Le bruit sismique
Origines du bruit sismique
Dans le domaine des hautes fréquences (c’est-à-dire au-dessus de 1 Hz) le bruit est dominé par des sources locales, souvent anthropiques. L’origine du bruit est donc spécifique à chaque cas (une route et le passage de véhicules, une usine et le fonctionnement de pompes…). Dans les fréquences plus basses (périodes de 1 à 30 secondes), il est admis que le bruit microsismique est dominé par les ondes de gravité océanique, c’est-à-dire la houle. Le bruit sismique est donc sensible aux tempêtes océaniques. Ce dernier présente ainsi certaines caractéristiques saisonnières et déterministes (Campillo et al. 2011). Le pic de période de 7 secondes aurait pour origine les interactions non linéaires des vagues océaniques qui provoquent des variations de pression sur le fond des océans (Longuet-Higgins 1950). Le deuxième « pic », moins marqué, à 14 secondes, serait quant à lui la signature des vagues océaniques. Ces pics sont appelés « pics microsismiques primaires et secondaires » et sont tous deux liés à la houle océanique.
Le bruit sismique : ondes de surface ou ondes de volume ?
L’essentiel du bruit étant généré en surface, les ondes de surface (ondes de Rayleigh ou de Love) dominent dans le bruit (Friedrich et al. (1998)), et par conséquent elles se retrouvent majoritairement dans ses corrélations (Campillo et al. (2011)). Toutefois, Roux et al. (2005) démontrent la présence à la fois d’ondes Rayleigh mais aussi d’ondes P dans les corrélations de bruit enregistré par des stations sismiques spatialement proches (moins de 11 kilomètres de distance) en Californie. En outre Poli et al. (2012) ont mis en évidence les discontinuités du manteau terrestre à partir d’ondes de volume, par des corrélations de bruit ambiant.

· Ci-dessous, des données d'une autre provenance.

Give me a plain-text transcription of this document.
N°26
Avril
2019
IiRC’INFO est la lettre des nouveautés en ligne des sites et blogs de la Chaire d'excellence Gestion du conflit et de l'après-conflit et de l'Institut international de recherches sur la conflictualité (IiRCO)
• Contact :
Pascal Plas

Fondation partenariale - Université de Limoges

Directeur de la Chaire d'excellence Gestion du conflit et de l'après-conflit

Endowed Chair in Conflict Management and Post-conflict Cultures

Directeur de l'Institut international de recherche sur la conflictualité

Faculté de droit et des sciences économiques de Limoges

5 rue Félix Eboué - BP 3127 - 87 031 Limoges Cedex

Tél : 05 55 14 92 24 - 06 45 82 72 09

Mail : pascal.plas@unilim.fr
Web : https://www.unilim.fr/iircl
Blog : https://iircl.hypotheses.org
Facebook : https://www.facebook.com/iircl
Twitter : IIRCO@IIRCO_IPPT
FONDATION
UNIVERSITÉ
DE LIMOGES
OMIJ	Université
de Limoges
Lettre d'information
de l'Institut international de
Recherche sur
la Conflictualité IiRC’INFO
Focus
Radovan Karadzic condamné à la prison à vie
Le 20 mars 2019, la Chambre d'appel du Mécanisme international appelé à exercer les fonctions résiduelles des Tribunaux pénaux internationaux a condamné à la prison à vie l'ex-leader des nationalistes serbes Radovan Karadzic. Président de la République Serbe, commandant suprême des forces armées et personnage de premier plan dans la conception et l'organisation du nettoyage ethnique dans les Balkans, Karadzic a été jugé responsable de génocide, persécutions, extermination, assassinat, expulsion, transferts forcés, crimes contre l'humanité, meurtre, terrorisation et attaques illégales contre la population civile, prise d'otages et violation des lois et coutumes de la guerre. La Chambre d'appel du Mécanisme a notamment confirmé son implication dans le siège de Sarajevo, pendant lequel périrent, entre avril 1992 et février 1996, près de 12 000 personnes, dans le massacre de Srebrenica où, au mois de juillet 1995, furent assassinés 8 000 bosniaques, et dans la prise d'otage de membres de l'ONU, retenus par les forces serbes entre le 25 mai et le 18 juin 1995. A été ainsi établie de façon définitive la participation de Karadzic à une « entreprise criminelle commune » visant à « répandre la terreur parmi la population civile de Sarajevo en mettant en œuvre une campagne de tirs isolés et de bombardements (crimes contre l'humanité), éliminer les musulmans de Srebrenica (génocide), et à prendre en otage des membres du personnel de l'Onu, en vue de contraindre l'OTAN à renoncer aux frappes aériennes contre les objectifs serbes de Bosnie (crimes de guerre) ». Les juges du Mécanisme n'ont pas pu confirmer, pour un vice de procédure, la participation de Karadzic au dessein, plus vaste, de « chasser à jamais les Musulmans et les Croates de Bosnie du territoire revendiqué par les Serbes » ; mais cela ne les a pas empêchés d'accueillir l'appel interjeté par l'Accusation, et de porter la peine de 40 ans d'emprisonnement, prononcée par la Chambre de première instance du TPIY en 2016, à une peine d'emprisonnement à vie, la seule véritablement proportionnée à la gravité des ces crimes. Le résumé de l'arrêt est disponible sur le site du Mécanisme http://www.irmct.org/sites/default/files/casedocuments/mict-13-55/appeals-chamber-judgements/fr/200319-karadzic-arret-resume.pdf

L’interférométrie sismique passive
Principe des corrélations de bruit
Aki (1957) a ouvert la route vers les techniques de corrélations de bruit puisqu’il fut le premier à utiliser cette méthode pour imager le sous-sol. En interférométrie, le principe est de corréler les signaux reçus par deux capteurs distincts R1 et R2, et provenant d’une source S ou d’une multitude de sources. Dans l’expérience ci-dessous, deux capteurs X1 et X2 sont placés dans une distribution aléatoire de sources de bruit ambiant, décorrélées entre elles. Les signaux enregistrés en X1 et en X2 sont présentés, ainsi que leur corrélation.
On constate que la corrélation donne deux maxima, correspondant aux parties causales (temps positifs) et acausales (temps négatifs) de la fonction de Green correspondant à la réponse du milieu qui serait mesurée en un récepteur si une source active était située à la place du deuxième récepteur. Le temps de propagation entre X1 et X2 est bien sûr de 100 dans cette expérience, d’où les positions des maxima. Cette méthode permet ainsi de retrouver la fonction de Green du milieu dans lequel les deux capteurs sont plongés. On obtient donc, par simple corrélation de deux signaux enregistrés, des informations intrinsèques au milieu étudié. C’est pourquoi elle a été appliquée dans divers domaines de la physique.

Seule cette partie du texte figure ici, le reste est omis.